Mr Shorten put Senator Dastyari on notice after Fairfax Media reported on Wednesday morning the Labor politician had informed billionaire benefactor Huang Xiangmo – who is reportedly linked to the Chinese Community Party – that his phone might be tapped by intelligence agencies.

Senator Dastyari, who serves as Deputy Opposition Whip in the Senate, appeared to have staved off calls for his resignation, but a separate recording emerged on Wednesday night that heaped further pressure on the Labor powerbroker.

In the recording, published by various media outlets, Senator Dastyari tells a press conference called only for Chinese language media: “The Chinese integrity of its borders is a matter for China.”

Labor said Sam Dastyari was on his last warning. Photo: AAP

Senator Dastyari quit the frontbench last year over a Chinese donations scandal – in part over those comments on the South China Sea, which were at odds with Australian government foreign policy and Labor Party policy.

Senator Dastyari had previously said he had been misquoted, then that he had misspoken, but the recording appears to suggest the comments were deliberate.

Those comments came during the 2016 election campaign – one day after Mr Huang reportedly threatened to withhold a $400,000 donation to the ALP after Labor’s then-defence spokesman Stephen Conroy lashed Beijing over the South China Sea.

The recording emerged only hours after the government described Senator Dastyari’s position as “untenable” over the earlier revelation that he warned Mr Huang that his phone might be tapped, and that he had suggested the pair leave their phones inside to avoid being heard.

After those allegations emerged, Prime Minister Malcolm Turnbull questioned Senator Dastyari’s allegiance to Australia.

“Whose side is he on? Is he on the side of the agencies that keep us safe, or is he on the side of a foreign government?” he said on Wednesday.

Before the recording emerged, Opposition Leader Bill Shorten said of Senator Dastyari: “This is not the first time his judgement has been called into question, but I certainly expect it to be the last.”

Malcolm Turnbull
Malcolm Turnbull hit out at Sam Dastyari on Wednesday. Photo: AAP

In an earlier statement, Senator Dastyari denied he had passed on classified information, saying he had only shared journalists’ gossip with Mr Huang.

“I have never been briefed by any security agency, or received any classified information about any matter, ever,” he said.

“I’ve never passed on any protected security information – I’ve never been in possession of any.  And as I’ve said publicly before, I would always act in accordance with any security advice I was given.”

The increased focus on Senator Dastyari came as Mr Turnbull was facing increasing attacks from within his own government and as momentum for a banking inquiry builds.

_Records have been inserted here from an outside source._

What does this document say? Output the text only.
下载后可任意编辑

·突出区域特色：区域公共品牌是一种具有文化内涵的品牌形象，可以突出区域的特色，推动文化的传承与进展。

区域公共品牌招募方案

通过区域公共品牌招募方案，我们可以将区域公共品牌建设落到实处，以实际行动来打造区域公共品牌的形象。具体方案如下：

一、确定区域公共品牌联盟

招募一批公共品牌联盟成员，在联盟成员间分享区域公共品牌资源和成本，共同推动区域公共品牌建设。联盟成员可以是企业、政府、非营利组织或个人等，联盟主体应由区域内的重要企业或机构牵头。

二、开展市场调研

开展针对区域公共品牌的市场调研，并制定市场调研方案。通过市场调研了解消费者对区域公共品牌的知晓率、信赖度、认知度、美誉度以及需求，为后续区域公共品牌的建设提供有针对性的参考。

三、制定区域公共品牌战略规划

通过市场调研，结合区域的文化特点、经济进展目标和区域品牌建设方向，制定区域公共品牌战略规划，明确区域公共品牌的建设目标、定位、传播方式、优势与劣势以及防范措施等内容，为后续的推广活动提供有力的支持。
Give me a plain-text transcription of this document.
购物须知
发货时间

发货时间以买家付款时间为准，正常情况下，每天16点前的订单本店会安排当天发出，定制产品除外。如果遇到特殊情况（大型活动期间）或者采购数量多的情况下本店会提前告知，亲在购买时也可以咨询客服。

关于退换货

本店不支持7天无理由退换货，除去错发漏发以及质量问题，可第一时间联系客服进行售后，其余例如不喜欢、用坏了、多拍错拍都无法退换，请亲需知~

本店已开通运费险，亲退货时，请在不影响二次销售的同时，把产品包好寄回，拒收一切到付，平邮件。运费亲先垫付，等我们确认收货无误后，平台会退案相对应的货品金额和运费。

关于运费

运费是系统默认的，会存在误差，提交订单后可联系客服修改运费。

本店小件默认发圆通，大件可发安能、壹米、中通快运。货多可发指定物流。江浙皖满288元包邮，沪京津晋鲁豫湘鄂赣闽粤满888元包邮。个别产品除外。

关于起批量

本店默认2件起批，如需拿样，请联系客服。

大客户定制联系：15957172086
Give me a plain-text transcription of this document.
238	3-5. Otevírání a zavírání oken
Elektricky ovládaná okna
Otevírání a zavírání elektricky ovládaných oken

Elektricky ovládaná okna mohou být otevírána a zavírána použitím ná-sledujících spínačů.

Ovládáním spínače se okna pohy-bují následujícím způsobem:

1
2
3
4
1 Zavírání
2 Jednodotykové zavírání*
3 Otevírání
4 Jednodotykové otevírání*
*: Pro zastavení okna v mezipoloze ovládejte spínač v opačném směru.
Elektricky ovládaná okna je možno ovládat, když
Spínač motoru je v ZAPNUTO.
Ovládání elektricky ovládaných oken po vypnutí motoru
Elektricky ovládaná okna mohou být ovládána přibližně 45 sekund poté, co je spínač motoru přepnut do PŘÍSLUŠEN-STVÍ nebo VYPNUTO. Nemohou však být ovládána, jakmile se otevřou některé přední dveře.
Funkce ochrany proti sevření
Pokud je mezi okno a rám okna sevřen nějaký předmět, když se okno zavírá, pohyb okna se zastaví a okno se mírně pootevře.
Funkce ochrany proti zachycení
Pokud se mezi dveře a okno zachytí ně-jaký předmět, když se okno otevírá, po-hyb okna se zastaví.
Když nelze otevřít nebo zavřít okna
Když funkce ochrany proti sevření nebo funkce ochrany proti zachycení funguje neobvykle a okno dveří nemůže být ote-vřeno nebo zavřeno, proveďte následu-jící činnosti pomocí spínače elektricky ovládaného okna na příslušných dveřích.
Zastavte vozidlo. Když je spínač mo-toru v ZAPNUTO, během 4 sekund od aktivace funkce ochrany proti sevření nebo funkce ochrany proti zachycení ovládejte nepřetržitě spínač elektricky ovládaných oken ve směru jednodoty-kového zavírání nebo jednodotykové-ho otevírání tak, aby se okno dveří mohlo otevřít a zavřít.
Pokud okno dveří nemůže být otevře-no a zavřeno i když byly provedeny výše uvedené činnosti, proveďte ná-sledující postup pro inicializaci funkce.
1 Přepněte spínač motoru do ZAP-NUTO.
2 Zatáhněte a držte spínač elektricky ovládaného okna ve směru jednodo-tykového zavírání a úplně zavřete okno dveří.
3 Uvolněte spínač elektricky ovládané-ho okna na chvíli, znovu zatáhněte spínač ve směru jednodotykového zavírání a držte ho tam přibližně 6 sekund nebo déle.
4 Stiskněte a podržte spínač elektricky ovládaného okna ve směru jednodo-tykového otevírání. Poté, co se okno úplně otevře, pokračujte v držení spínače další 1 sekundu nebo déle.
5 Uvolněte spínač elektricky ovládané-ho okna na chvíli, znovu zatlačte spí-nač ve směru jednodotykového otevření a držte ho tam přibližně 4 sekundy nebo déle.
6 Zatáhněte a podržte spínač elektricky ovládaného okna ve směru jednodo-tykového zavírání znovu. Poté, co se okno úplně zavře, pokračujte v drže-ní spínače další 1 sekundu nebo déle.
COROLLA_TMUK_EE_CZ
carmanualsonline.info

Nationals MP Andrew Broad lashed Mr Turnbull on Wednesday over a “complete lack of leadership” in arguing for the protection of religious freedoms, while his colleague George Christensen said a “true leader” would not have taken a “hands off” approach.

Mr Broad’s comments came only a day after LNP senator Ian Macdonald said the Prime Minister was “not seen as representing people in northern and regional Queensland”.

Nationals MP Andrew Broad criticised the PM on Wednesday morning. Photo: AAP

The Prime Minister denied tensions were boiling over as the government prepares for two upcoming byelection in New England and Bennelong.

“Australians do not expect politicians to be talking about each other in this type of area,” he said.

“They expect them to be focused on the big issues.”

In a separate development, the Greens confirmed they would back Barry O’Sullivan’s banking inquiry bill after the Nationals senator agreed to expand the commission to senior executives pay.

The Greens’ support should give the bill the votes needed to pass the House of Representatives, putting pressure on the Turnbull government to establish such an inquiry – and to fund it.